The graphics are about as good as the PS3 can get (from a game not called The Last Of Us), I loved the backgrounds/settings, and the characters in this were absolutely awesome.  If you’re an Assassin’s Creed veteran, you’ll be happy to know that the game focuses almost entirely on the story of Edward Kenway.  The Desmond Miles story continues to a much lesser degree (Yay!!), but rather than it being about Desmond Miles, it is now all about you!  In a breaking-the-forth-wall fashion, the main baddies from the series, Asbergo, have now repackaged themselves as an entertainment company, where people can experience exciting aspects of the past like they were actually there.  Or lets say they are “employed” to experience it.  To make it even more amusing is the fact that Ubisoft (creator of the game) mention themselves as the 1s working with Asbergo to make this happen.  A nice little in-joke.

The biggest complaint I have about the game is actually the battles.  Whether or not they were trying to be more realistic, or whether this was a bug, it has to be pointed out – multi-man battles no longer have a rhythm to them, and sometimes you will be attacked by someone who is off camera, making you unprepared.  Yes, it does increase the difficulty, but to be caught off-guard like that can get very annoying, particularly if you’re surrounded by Brutes, the big 1s with axes that can’t be countered.

Also the collectables are rather awesome.  Which includes old naval songs called Sea Shanties.  If you collect the music scores that try to fly away from you, they will eventually be sung by your crew on the Jackdaw, providing us with a greater appreciation of songs such as Drunken Sailor, Fish In The Sea, Lowlands Away and Johnny Boker.  If only music in Skyrim was this good.  The actual music score is also awesome, yet different to the rest of the series.  It was composed by Brian Tyler, who also did the music score for another little gem called Far Cry 3, which is about surviving on an island full of modern day pirates.  For some reason, this was perfect for him.

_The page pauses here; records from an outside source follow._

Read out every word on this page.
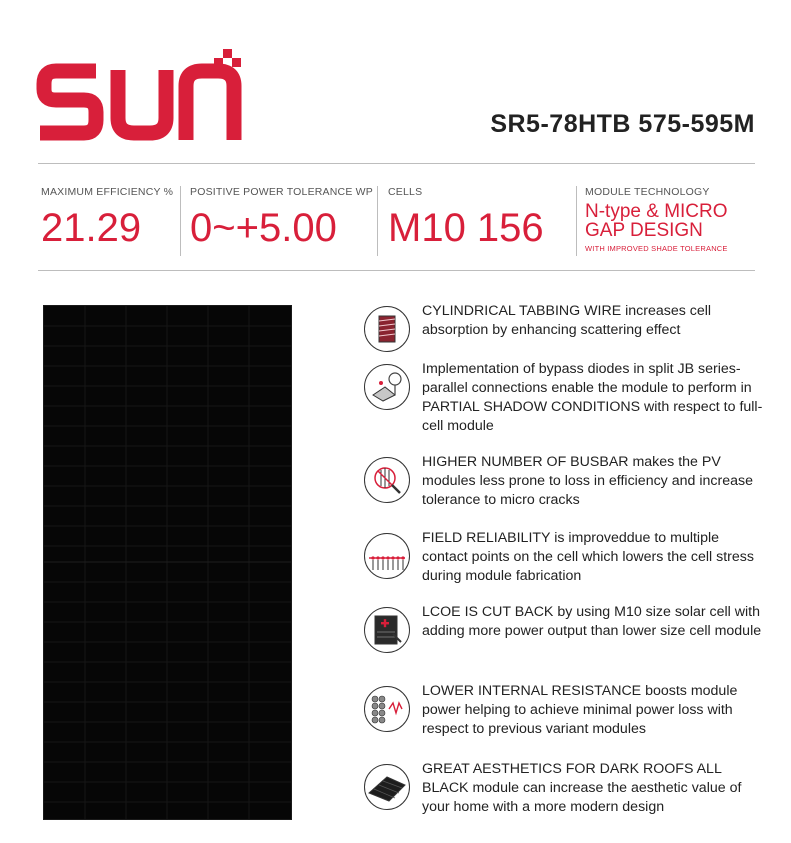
SR5-78HTB 575-595M
MAXIMUM EFFICIENCY %
21.29
POSITIVE POWER TOLERANCE WP
0~+5.00
CELLS
M10 156
MODULE TECHNOLOGY
N-type & MICRO
GAP DESIGN
WITH IMPROVED SHADE TOLERANCE
CYLINDRICAL TABBING WIRE increases cell absorption by enhancing scattering effect
Implementation of bypass diodes in split JB series-parallel connections enable the module to perform in PARTIAL SHADOW CONDITIONS with respect to full-cell module
HIGHER NUMBER OF BUSBAR makes the PV modules less prone to loss in efficiency and increase tolerance to micro cracks
FIELD RELIABILITY is improveddue to multiple contact points on the cell which lowers the cell stress during module fabrication
LCOE IS CUT BACK by using M10 size solar cell with adding more power output than lower size cell module
LOWER INTERNAL RESISTANCE boosts module power helping to achieve minimal power loss with respect to previous variant modules
GREAT AESTHETICS FOR DARK ROOFS ALL BLACK module can increase the aesthetic value of your home with a more modern design
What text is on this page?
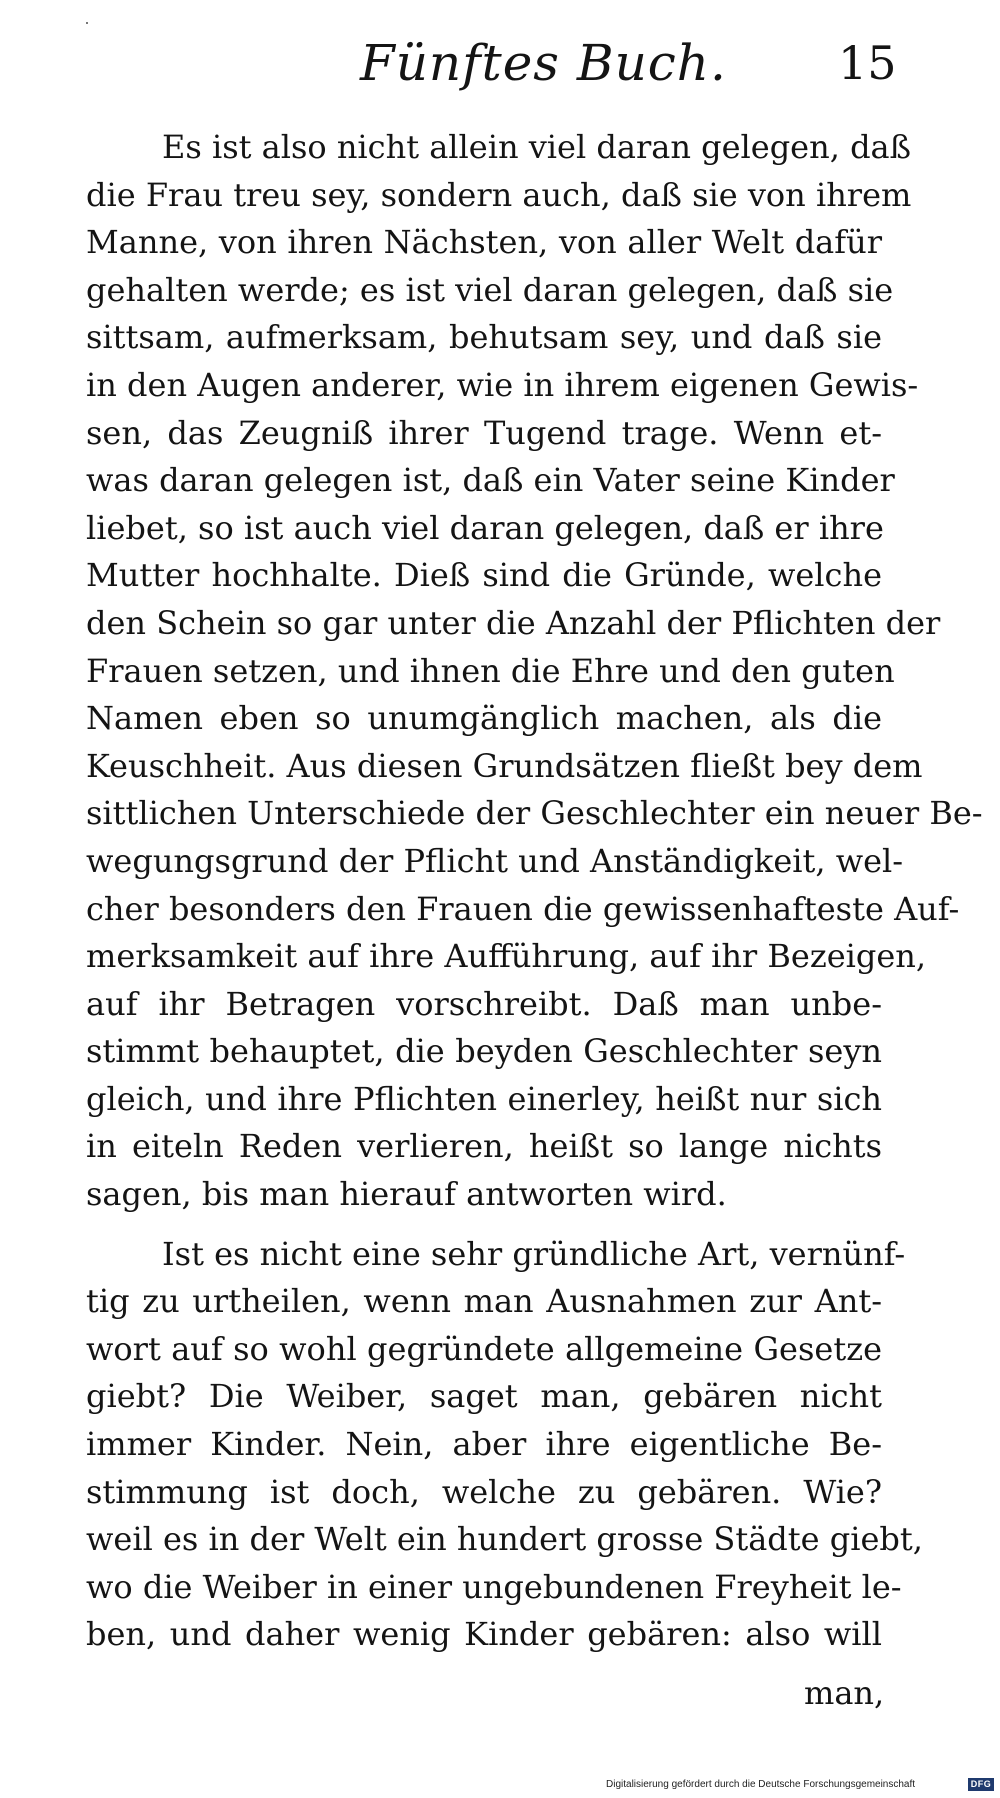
Fünftes Buch. 15
Es ist also nicht allein viel daran gelegen, daß
die Frau treu sey, sondern auch, daß sie von ihrem
Manne, von ihren Nächsten, von aller Welt dafür
gehalten werde; es ist viel daran gelegen, daß sie
sittsam, aufmerksam, behutsam sey, und daß sie
in den Augen anderer, wie in ihrem eigenen Gewis-
sen, das Zeugniß ihrer Tugend trage. Wenn et-
was daran gelegen ist, daß ein Vater seine Kinder
liebet, so ist auch viel daran gelegen, daß er ihre
Mutter hochhalte. Dieß sind die Gründe, welche
den Schein so gar unter die Anzahl der Pflichten der
Frauen setzen, und ihnen die Ehre und den guten
Namen eben so unumgänglich machen, als die
Keuschheit. Aus diesen Grundsätzen fließt bey dem
sittlichen Unterschiede der Geschlechter ein neuer Be-
wegungsgrund der Pflicht und Anständigkeit, wel-
cher besonders den Frauen die gewissenhafteste Auf-
merksamkeit auf ihre Aufführung, auf ihr Bezeigen,
auf ihr Betragen vorschreibt. Daß man unbe-
stimmt behauptet, die beyden Geschlechter seyn
gleich, und ihre Pflichten einerley, heißt nur sich
in eiteln Reden verlieren, heißt so lange nichts
sagen, bis man hierauf antworten wird.
Ist es nicht eine sehr gründliche Art, vernünf-
tig zu urtheilen, wenn man Ausnahmen zur Ant-
wort auf so wohl gegründete allgemeine Gesetze
giebt? Die Weiber, saget man, gebären nicht
immer Kinder. Nein, aber ihre eigentliche Be-
stimmung ist doch, welche zu gebären. Wie?
weil es in der Welt ein hundert grosse Städte giebt,
wo die Weiber in einer ungebundenen Freyheit le-
ben, und daher wenig Kinder gebären: also will
man,
Digitalisierung gefördert durch die Deutsche Forschungsgemeinschaft	DFG
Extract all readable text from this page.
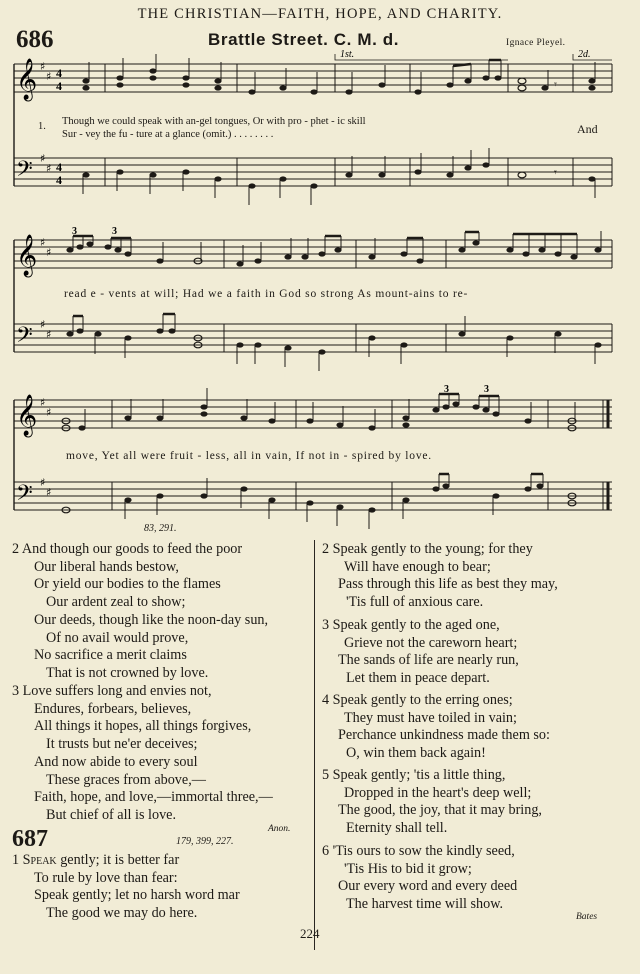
THE CHRISTIAN—FAITH, HOPE, AND CHARITY.
686	Brattle Street. C. M. d.	Ignace Pleyel.
𝄞
𝄢
♯
♯
♯
♯
4
4
4
4
1st.	2d.
𝄾
𝄾
1. Though we could speak with an-gel tongues, Or with pro - phet - ic skill
Sur - vey the fu - ture at a glance (omit.) . . . . . . . .	And
𝄞
𝄢
♯
♯
♯
♯
3	3
read e - vents at will; Had we a faith in God so strong As mount-ains to re-
𝄞
𝄢
♯
♯
♯
♯
3	3
move, Yet all were fruit - less, all in vain, If not in - spired by love.
83, 291.
2 And though our goods to feed the poor
Our liberal hands bestow,
Or yield our bodies to the flames
Our ardent zeal to show;
Our deeds, though like the noon-day sun,
Of no avail would prove,
No sacrifice a merit claims
That is not crowned by love.
3 Love suffers long and envies not,
Endures, forbears, believes,
All things it hopes, all things forgives,
It trusts but ne'er deceives;
And now abide to every soul
These graces from above,—
Faith, hope, and love,—immortal three,—
But chief of all is love.
Anon.
687	179, 399, 227.
1 Speak gently; it is better far
To rule by love than fear:
Speak gently; let no harsh word mar
The good we may do here.
2 Speak gently to the young; for they
Will have enough to bear;
Pass through this life as best they may,
'Tis full of anxious care.
3 Speak gently to the aged one,
Grieve not the careworn heart;
The sands of life are nearly run,
Let them in peace depart.
4 Speak gently to the erring ones;
They must have toiled in vain;
Perchance unkindness made them so:
O, win them back again!
5 Speak gently; 'tis a little thing,
Dropped in the heart's deep well;
The good, the joy, that it may bring,
Eternity shall tell.
6 'Tis ours to sow the kindly seed,
'Tis His to bid it grow;
Our every word and every deed
The harvest time will show.
Bates
224
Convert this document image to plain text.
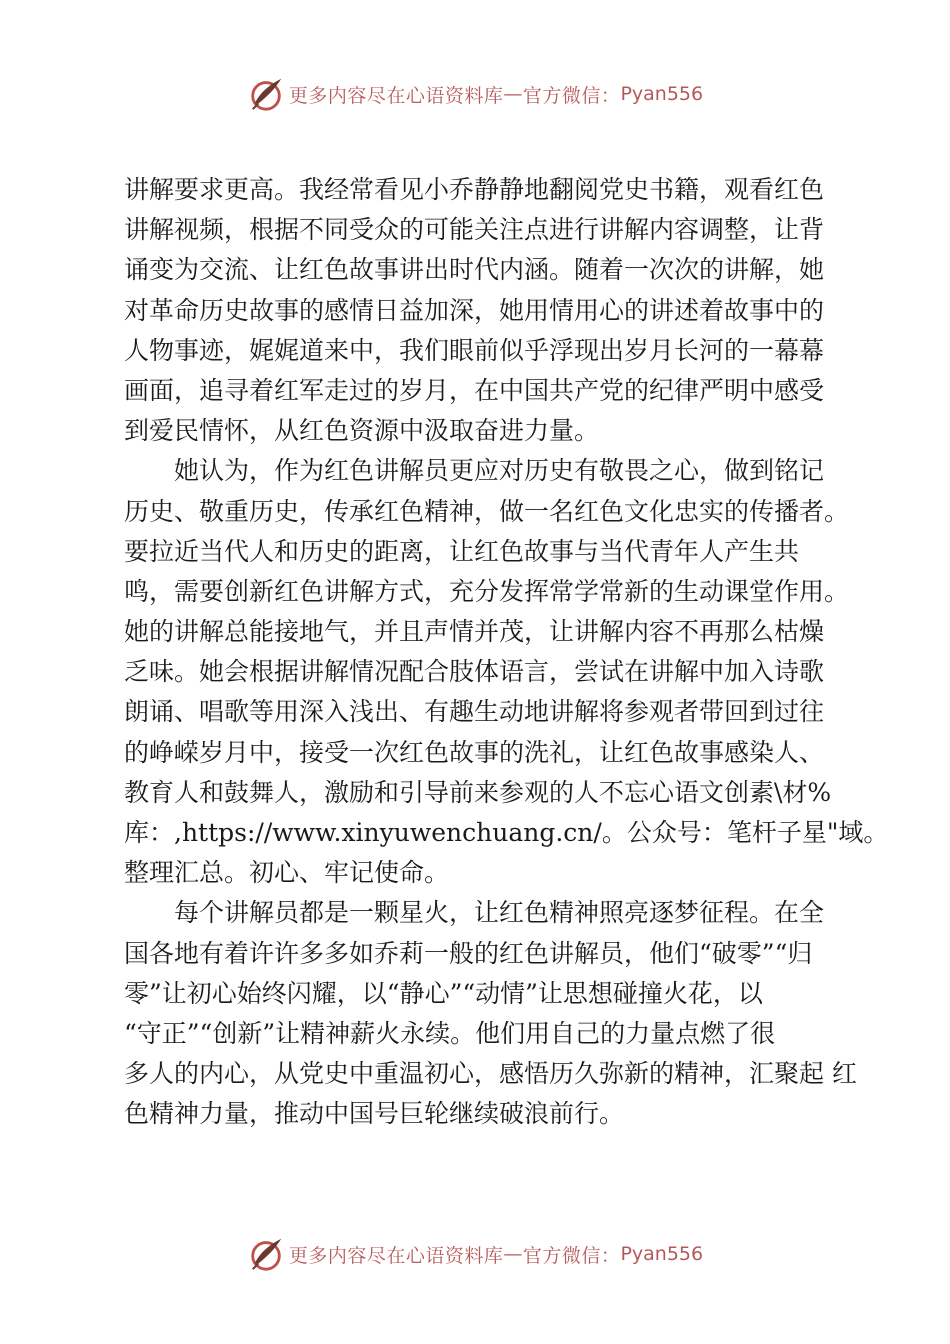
更多内容尽在心语资料库 — 官方微信： Pyan556
讲解要求更高。我经常看见小乔静静地翻阅党史书籍，观看红色
讲解视频，根据不同受众的可能关注点进行讲解内容调整，让背
诵变为交流、让红色故事讲出时代内涵。随着一次次的讲解，她
对革命历史故事的感情日益加深，她用情用心的讲述着故事中的
人物事迹，娓娓道来中，我们眼前似乎浮现出岁月长河的一幕幕
画面，追寻着红军走过的岁月，在中国共产党的纪律严明中感受
到爱民情怀，从红色资源中汲取奋进力量。
她认为，作为红色讲解员更应对历史有敬畏之心，做到铭记
历史、敬重历史，传承红色精神，做一名红色文化忠实的传播者。
要拉近当代人和历史的距离，让红色故事与当代青年人产生共
鸣，需要创新红色讲解方式，充分发挥常学常新的生动课堂作用。
她的讲解总能接地气，并且声情并茂，让讲解内容不再那么枯燥
乏味。她会根据讲解情况配合肢体语言，尝试在讲解中加入诗歌
朗诵、唱歌等用深入浅出、有趣生动地讲解将参观者带回到过往
的峥嵘岁月中，接受一次红色故事的洗礼，让红色故事感染人、
教育人和鼓舞人，激励和引导前来参观的人不忘心语文创素\材%
库：,https://www.xinyuwenchuang.cn/。公众号：笔杆子星"域。
整理汇总。初心、牢记使命。
每个讲解员都是一颗星火，让红色精神照亮逐梦征程。在全
国各地有着许许多多如乔莉一般的红色讲解员，他们“破零”“归
零”让初心始终闪耀，以“静心”“动情”让思想碰撞火花，以
“守正”“创新”让精神薪火永续。他们用自己的力量点燃了很
多人的内心，从党史中重温初心，感悟历久弥新的精神，汇聚起 红
色精神力量，推动中国号巨轮继续破浪前行。
更多内容尽在心语资料库 — 官方微信： Pyan556
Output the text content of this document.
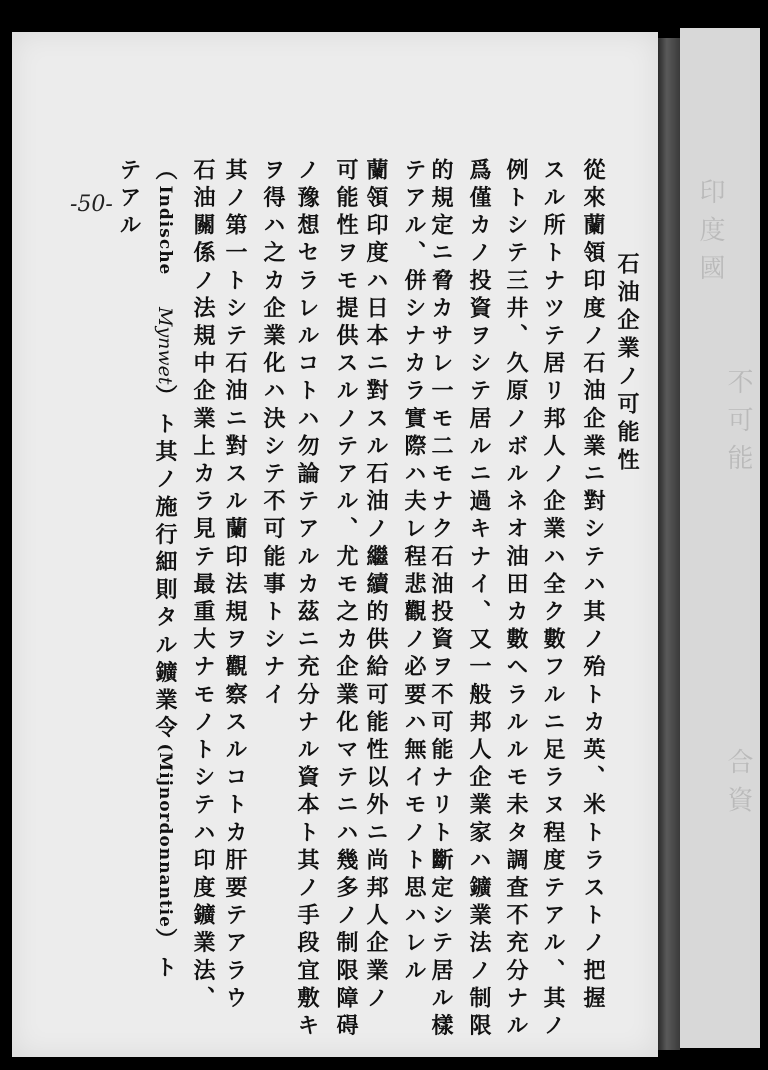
印度國
不可能
合資
石油企業ノ可能性
從來蘭領印度ノ石油企業ニ對シテハ其ノ殆トカ英、米トラストノ把握
スル所トナツテ居リ邦人ノ企業ハ全ク數フルニ足ラヌ程度テアル、其ノ
例トシテ三井、久原ノボルネオ油田カ數ヘラルルモ未タ調査不充分ナル
爲僅カノ投資ヲシテ居ルニ過キナイ、又一般邦人企業家ハ鑛業法ノ制限
的規定ニ脅カサレ一モ二モナク石油投資ヲ不可能ナリト斷定シテ居ル樣
テアル、併シナカラ實際ハ夫レ程悲觀ノ必要ハ無イモノト思ハレル
蘭領印度ハ日本ニ對スル石油ノ繼續的供給可能性以外ニ尚邦人企業ノ
可能性ヲモ提供スルノテアル、尤モ之カ企業化マテニハ幾多ノ制限障碍
ノ豫想セラレルコトハ勿論テアルカ茲ニ充分ナル資本ト其ノ手段宜敷キ
ヲ得ハ之カ企業化ハ決シテ不可能事トシナイ
其ノ第一トシテ石油ニ對スル蘭印法規ヲ觀察スルコトカ肝要テアラウ
石油關係ノ法規中企業上カラ見テ最重大ナモノトシテハ印度鑛業法、
（Indische Mynwet）ト其ノ施行細則タル鑛業令(Mijnordonnantie）ト
テアル
-50-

AC4’s DLC is very good, but it’s not the best.  The multiplayer aspect is great fun, and for me it was great to get an extra story involving Aveline (1 of my favourite characters), however at only 4 missions long, it doesn’t really add anything new to her, other than maybe suggest a teacher-role in her later years.  She still has her french sarcasm though.  And then there is Freedom Cry, which focuses on Adewale, the trinidadian slave who became Edward’s Quartermaster. and eventually a member of the assassins and a captain of his own ship.  His story focuses primarily on the Maroon Rebellion, and while slavery was evident in AC4, in this story it’s everywhere!  Thankfully, Adewale is much more interesting than Connor, so it was good, as he was already an interesting but mysterious character in AC4…consider his partnership with Kenway to be much better than the 1 between Virgil and the Million Dollar Man.  I would consider Freedom Cry to not only be an extra to AC4 to develop Adewale.  But also as a stand-alone taster of what the full game can actually be like if you end up buying Freedom Cry as a stand-alone without AC4.

So, conclusion.  If you like Assassin’s Creed games, this 1 is easily in the top 2 or 3 best of the series.  If you like Pirates, you’ll like this game anyway.  If you like Pirates Of The Carribean, consider this to be like the harsh reality of your favourite characters.  If you’re an avid video gamer, for goodness sake get this game!  It is 1 few Assassin’s Creed games that (almost) requires no other instalment in the series, and if it becomes your first taste of the AC series, then I think it will interest you in the rest of the story.  However be warned that this is the most advanced instalment of the series in terms of gameplay so far, so consider the times when you go backwards.  I still consider Assassin’s Creed 2 to be a 5-star game, but it’s a 5-star game within the context of its release in 2009.  Anyway.  It’s a game that should be in anybody’s game collection, whether it be from this generation’s consoles or the last 1.